Review: Ontolo Link Building Book

I don’t think I’ve read too many books that tell a lengthy list of people to stop reading two pages into the first chapter. So, in keeping with that spirit, if you need to learn how to get more links ASAP or don’t believe in using quality content as a marketing tool, this book review probably isn’t for you.

Ontolo‘s approach to link building is, in a word, fresh. The 100+ page ebook walks the reader through all the steps of their link building process and provides insight into why they go about their unique approach.

ontolo-logoI won’t spoil all of the fun, but two of the areas that are especially interesting in the Link Building Book are linkable assets and the concept of “preciprocation.”

Authors Garrett French and Ben Willis spend a lot of time on linkable assets and I believe it’s a concept that a lot of link builders need to rethink. A few types of assets are easy to come up with — a blog post, a resources list, etc. — but the book does a good job of detailing an audit of your entire organization’s linkable assets, both real and abstract.

A few examples: Many companies have experts in one or more areas. Their knowledge and skill can lead to links in prominent publications, blogs and other media outlets. Does your company frequently hire? A lot of college sites frequently link to pages with relevant job openings. The Ontolo Link Building Book challenges the reader to think beyond traditional link building opportunities and to learn to leverage all of the existing assets at their disposal.

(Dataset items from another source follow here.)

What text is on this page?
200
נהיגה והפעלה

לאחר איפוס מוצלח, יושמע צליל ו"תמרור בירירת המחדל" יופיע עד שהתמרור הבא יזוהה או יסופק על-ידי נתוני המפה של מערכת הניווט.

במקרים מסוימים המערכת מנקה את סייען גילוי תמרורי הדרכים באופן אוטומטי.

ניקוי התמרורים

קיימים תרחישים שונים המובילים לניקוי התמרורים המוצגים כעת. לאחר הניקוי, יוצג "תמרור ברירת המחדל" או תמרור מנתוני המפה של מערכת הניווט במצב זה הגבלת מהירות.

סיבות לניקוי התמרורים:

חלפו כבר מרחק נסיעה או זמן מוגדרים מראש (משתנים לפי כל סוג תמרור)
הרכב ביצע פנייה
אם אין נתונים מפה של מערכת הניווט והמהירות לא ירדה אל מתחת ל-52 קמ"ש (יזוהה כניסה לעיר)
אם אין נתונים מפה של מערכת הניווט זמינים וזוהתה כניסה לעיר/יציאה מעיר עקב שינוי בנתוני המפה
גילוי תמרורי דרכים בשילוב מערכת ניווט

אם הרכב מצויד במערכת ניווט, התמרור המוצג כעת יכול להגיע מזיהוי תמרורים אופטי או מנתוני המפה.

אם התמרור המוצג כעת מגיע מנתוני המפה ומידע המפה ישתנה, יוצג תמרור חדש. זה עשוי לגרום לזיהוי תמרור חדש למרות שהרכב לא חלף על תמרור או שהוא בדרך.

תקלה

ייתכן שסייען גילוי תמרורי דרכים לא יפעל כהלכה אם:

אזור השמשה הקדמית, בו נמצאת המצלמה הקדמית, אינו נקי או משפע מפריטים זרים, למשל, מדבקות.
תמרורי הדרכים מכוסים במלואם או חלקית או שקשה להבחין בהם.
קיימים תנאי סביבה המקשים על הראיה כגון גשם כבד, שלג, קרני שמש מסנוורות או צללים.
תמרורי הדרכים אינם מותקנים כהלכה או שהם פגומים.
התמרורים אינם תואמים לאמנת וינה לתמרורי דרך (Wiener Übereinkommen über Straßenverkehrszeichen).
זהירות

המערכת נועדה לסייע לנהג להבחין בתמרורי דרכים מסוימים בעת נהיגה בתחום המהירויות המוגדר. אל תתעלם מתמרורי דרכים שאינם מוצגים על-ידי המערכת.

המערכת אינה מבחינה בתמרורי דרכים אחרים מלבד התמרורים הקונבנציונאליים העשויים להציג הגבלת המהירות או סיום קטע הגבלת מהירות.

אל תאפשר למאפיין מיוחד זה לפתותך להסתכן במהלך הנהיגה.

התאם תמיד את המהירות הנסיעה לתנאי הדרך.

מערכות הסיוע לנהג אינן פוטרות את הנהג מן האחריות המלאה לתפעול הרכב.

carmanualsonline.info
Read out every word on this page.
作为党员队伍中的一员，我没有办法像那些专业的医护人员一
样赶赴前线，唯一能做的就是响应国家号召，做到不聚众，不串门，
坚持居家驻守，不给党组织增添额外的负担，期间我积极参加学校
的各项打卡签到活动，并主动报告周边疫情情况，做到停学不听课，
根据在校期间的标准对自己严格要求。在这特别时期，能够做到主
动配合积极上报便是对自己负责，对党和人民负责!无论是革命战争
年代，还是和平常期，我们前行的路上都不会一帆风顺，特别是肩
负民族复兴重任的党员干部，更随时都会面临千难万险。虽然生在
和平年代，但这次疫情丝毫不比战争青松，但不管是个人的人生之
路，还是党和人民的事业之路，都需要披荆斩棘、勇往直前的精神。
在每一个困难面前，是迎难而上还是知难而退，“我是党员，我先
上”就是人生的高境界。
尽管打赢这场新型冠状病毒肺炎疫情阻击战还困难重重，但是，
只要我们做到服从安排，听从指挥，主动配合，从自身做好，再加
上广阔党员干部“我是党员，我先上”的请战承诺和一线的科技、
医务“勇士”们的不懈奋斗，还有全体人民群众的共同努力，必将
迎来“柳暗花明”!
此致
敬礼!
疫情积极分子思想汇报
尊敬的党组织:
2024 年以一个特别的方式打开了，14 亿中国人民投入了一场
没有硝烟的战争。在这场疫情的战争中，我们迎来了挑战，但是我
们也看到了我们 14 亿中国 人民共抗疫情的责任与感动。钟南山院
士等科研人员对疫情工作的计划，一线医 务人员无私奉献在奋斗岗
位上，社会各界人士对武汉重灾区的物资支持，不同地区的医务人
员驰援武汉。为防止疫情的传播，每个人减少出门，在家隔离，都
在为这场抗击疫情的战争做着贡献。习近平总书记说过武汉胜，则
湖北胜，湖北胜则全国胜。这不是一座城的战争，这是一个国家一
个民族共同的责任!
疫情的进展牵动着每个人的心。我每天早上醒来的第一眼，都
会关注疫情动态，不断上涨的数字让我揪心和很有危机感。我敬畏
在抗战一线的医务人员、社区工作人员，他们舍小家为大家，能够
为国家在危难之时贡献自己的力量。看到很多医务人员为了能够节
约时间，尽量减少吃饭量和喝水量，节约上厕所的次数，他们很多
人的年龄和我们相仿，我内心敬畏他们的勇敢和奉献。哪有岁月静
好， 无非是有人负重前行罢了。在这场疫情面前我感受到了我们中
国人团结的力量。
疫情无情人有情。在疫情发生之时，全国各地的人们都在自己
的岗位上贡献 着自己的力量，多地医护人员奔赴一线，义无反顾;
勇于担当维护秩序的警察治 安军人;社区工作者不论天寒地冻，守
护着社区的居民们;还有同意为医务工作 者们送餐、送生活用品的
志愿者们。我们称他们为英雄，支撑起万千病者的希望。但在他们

The concept of “preciprocation” is talked about at length too and is my favorite topic in the book. It is what Garrett and Ben call their biggest “secret” to their link building success.

The “preciprocation” concept is simple: promote the best content of others(especially including your link prospects) before they ask for it via links from your site and placed content, votes, newsletter mentions, Tweets or whatever platform or medium you have at your disposal. Link out lavishly to deserving content, even from competitors if appropriate. Use followed links. Expect nothing in return, though certainly do occasional outreach to let folks know that you appreciated and cited their work.

This is a philosophy that is rare in the entire online marketing world, but especially so in SEO and link building circles.The benefits of this strategy are numerous, but there are a few risks too. Openly sharing and promoting quality content is good for everybody. It educates readers and lets the ‘promoter’ become a trusted industry source, as well as providing a few links. The downside? Time. Actively searching for and promoting good content is a time hog. Not many organizations will have the time on their hands to spend an hour or more each day “preciprocating.” Another danger lies in “over preciprocating” and becoming the platform instead of the experts.

Garrett and Ben really believe in this idea, though, and it is a recurring theme throughout the book. They even go as far as recommending that “preciprocation” occur in every email that a link builder sends:

For example, if you haven’t contacted someone yet you could send preciprocation signals like this: “I really enjoyed your piece on X. In fact I mentioned in our email newsletter, to my twitter followers and added it to this massive roundup of our industry’s top resources (URL). Check it out and if you think it’s worthy, please mention it to your readers! Also, I’d like to interview you for an upcoming article – are you open to answering some questions for my readers?”

The Ontolo Link Building Book has tons of other goodies like link prospecting queries and even some quick email templates for link acquisition. If you are interested in getting  more out of your link building campaign or want to understand the strategy behind Ontolo’s success, definitely check it out.

Ontolo also has an extensive (free)  list of 77 resources for link builders that is a must-read even if you don’t read the book!